A continuation of a slight obsession with labyrinths and mazes, this collection of work was selected for inclusion in a small monograph booklet for an exhibition in Austria in 2013 (download it below):
A true labyrinth is distinct from a maze because there is only one path to the centre. Ancient 5-path and 7-path labyrinths consist of a single path with 5 or 7 changes of direction along the way. The good thing is, you can’t get lost.

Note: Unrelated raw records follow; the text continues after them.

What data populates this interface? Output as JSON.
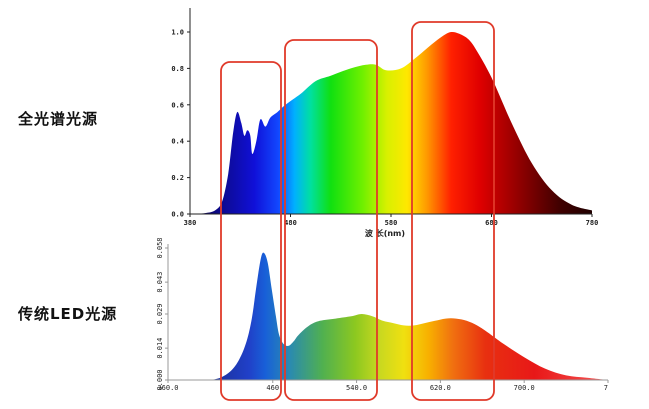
{
  "labels": {
    "top": "全光谱光源",
    "bottom": "传统LED光源"
  },
  "colors": {
    "highlight_box": "#e03a2a"
  },
  "chart_data": [
    {
      "type": "area",
      "xlabel": "波 长(nm)",
      "ylabel": "",
      "xlim": [
        380,
        780
      ],
      "ylim": [
        0,
        1.0
      ],
      "xticks": [
        "380",
        "480",
        "580",
        "680",
        "780"
      ],
      "yticks": [
        "0.0",
        "0.2",
        "0.4",
        "0.6",
        "0.8",
        "1.0"
      ],
      "grid": false,
      "x": [
        380,
        395,
        405,
        412,
        418,
        423,
        427,
        431,
        434,
        437,
        440,
        442,
        446,
        450,
        455,
        460,
        467,
        475,
        490,
        505,
        520,
        540,
        555,
        565,
        575,
        590,
        605,
        620,
        632,
        640,
        648,
        657,
        665,
        680,
        700,
        720,
        740,
        760,
        780
      ],
      "values": [
        0.0,
        0.005,
        0.02,
        0.07,
        0.22,
        0.45,
        0.56,
        0.5,
        0.43,
        0.46,
        0.43,
        0.33,
        0.4,
        0.52,
        0.48,
        0.53,
        0.56,
        0.6,
        0.66,
        0.73,
        0.76,
        0.8,
        0.82,
        0.82,
        0.79,
        0.8,
        0.86,
        0.93,
        0.98,
        1.0,
        0.99,
        0.96,
        0.9,
        0.75,
        0.5,
        0.28,
        0.13,
        0.05,
        0.02
      ]
    },
    {
      "type": "area",
      "xlabel": "",
      "ylabel": "",
      "xlim": [
        360,
        780
      ],
      "ylim": [
        0,
        0.058
      ],
      "xticks": [
        "360.0",
        "460",
        "540.0",
        "620.0",
        "700.0",
        "7"
      ],
      "yticks": [
        "0.000",
        "0.014",
        "0.029",
        "0.043",
        "0.058"
      ],
      "grid": false,
      "x": [
        400,
        410,
        420,
        428,
        435,
        440,
        444,
        448,
        451,
        455,
        459,
        463,
        466,
        470,
        475,
        480,
        485,
        495,
        505,
        520,
        535,
        545,
        555,
        565,
        575,
        585,
        595,
        605,
        615,
        625,
        635,
        645,
        655,
        665,
        680,
        700,
        720,
        740,
        760,
        780
      ],
      "values": [
        0.0,
        0.001,
        0.004,
        0.009,
        0.017,
        0.027,
        0.04,
        0.052,
        0.056,
        0.052,
        0.04,
        0.028,
        0.02,
        0.016,
        0.015,
        0.017,
        0.02,
        0.024,
        0.026,
        0.027,
        0.028,
        0.029,
        0.028,
        0.026,
        0.025,
        0.024,
        0.024,
        0.025,
        0.026,
        0.027,
        0.027,
        0.026,
        0.024,
        0.021,
        0.016,
        0.01,
        0.005,
        0.002,
        0.001,
        0.0
      ]
    }
  ]
}
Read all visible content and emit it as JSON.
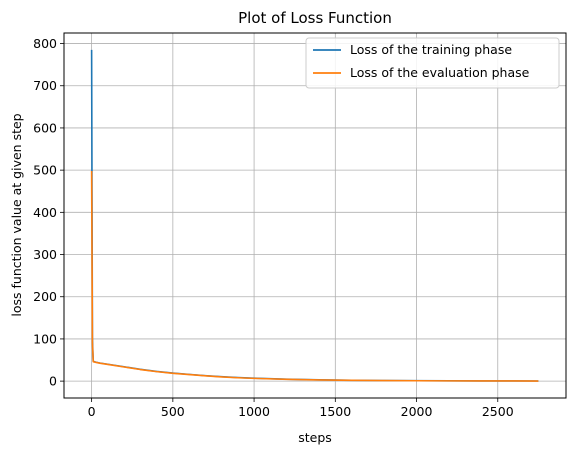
{
  "chart_data": {
    "type": "line",
    "title": "Plot of Loss Function",
    "xlabel": "steps",
    "ylabel": "loss function value at given step",
    "xlim": [
      -170,
      2920
    ],
    "ylim": [
      -40,
      825
    ],
    "xticks": [
      0,
      500,
      1000,
      1500,
      2000,
      2500
    ],
    "yticks": [
      0,
      100,
      200,
      300,
      400,
      500,
      600,
      700,
      800
    ],
    "grid": true,
    "legend": "top-right",
    "series": [
      {
        "name": "Loss of the training phase",
        "color": "#1f77b4",
        "x": [
          0,
          5,
          10,
          25,
          50,
          100,
          200,
          300,
          400,
          500,
          600,
          700,
          800,
          900,
          1000,
          1200,
          1400,
          1600,
          1800,
          2000,
          2200,
          2400,
          2600,
          2750
        ],
        "y": [
          785,
          100,
          47,
          45,
          43,
          40,
          34,
          28,
          23,
          19,
          16,
          13,
          10.5,
          8.5,
          7,
          4.5,
          3,
          2,
          1.4,
          1,
          0.7,
          0.5,
          0.4,
          0.3
        ]
      },
      {
        "name": "Loss of the evaluation phase",
        "color": "#ff7f0e",
        "x": [
          0,
          5,
          10,
          25,
          50,
          100,
          200,
          300,
          400,
          500,
          600,
          700,
          800,
          900,
          1000,
          1200,
          1400,
          1600,
          1800,
          2000,
          2200,
          2400,
          2600,
          2750
        ],
        "y": [
          498,
          90,
          46,
          44.5,
          42.5,
          39.5,
          33.5,
          27.5,
          22.5,
          18.5,
          15.5,
          12.5,
          10,
          8,
          6.5,
          4.2,
          2.8,
          1.9,
          1.3,
          0.9,
          0.6,
          0.45,
          0.35,
          0.25
        ]
      }
    ]
  }
}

With a labyrinth, though, there simply are no shortcuts.
Questions & Reflections
I have Sig Lonegren’s book “Labyrinths, Ancient Myths and Modern Uses“, where he shows how a labyrinth can be used as a contemplative self-help tool. Ponder on any question that’s troubling you before you enter, then at each turn of the labyrinth frame the question in a different way. When you reach the centre, reflect and rest a while, then on your return journey, again see the question in a different light at each turn on the path.
In the label piece above, I used a circular Indian labyrinth design and colours not usually associated with contemplation – neon yellow and plain white labels on a red velvet surround. The labyrinth holds strong though and the centre holds its own.
- Can any labyrinth be used as a tool?
- What if I made a labyrinth from a self-help or how to book – would it be more helpful than the original book or rendered useless in the act of reworking it?
- How complex or simple could the labyrinth be and still work?
- Are there any shortcuts?
I took Tony Robbins’ book on a (long) train trip from London to the Maastricht Art Fair, and along the way I highlighted the sentences, phrases and gems of wisdom I would want to remember. When I broke the book down to use with a labyrinth, I just took the highlighted parts and ignored the rest.
- Is the resulting labyrinth more useful as a contemplative tool?
Seemingly more complex, but still based on a single-path labyrinth design, the two largest pieces in this series are made from the pages of “The 48 Laws of Power“ – a fascinating book on how to succeed out there in the world by Robert Greene. The pages are laid out in chapter order and the book is long, so they cover two 6ft square panels which are mirror images of each other connected by a (very long) path.
Walking the Pathway
If you walk this path right through to Rule 48 at the goal of the right hand panel, you’ll take many more turns than on a basic 7-path labyrinth.
- Will that clear your thinking or just muddle it?
- Will you lose yourself in the distractions of all the advice on offer?
- How much can you take in?
- Will you stay the path?
- Or will you, like many of us, naturally look for a shortcut?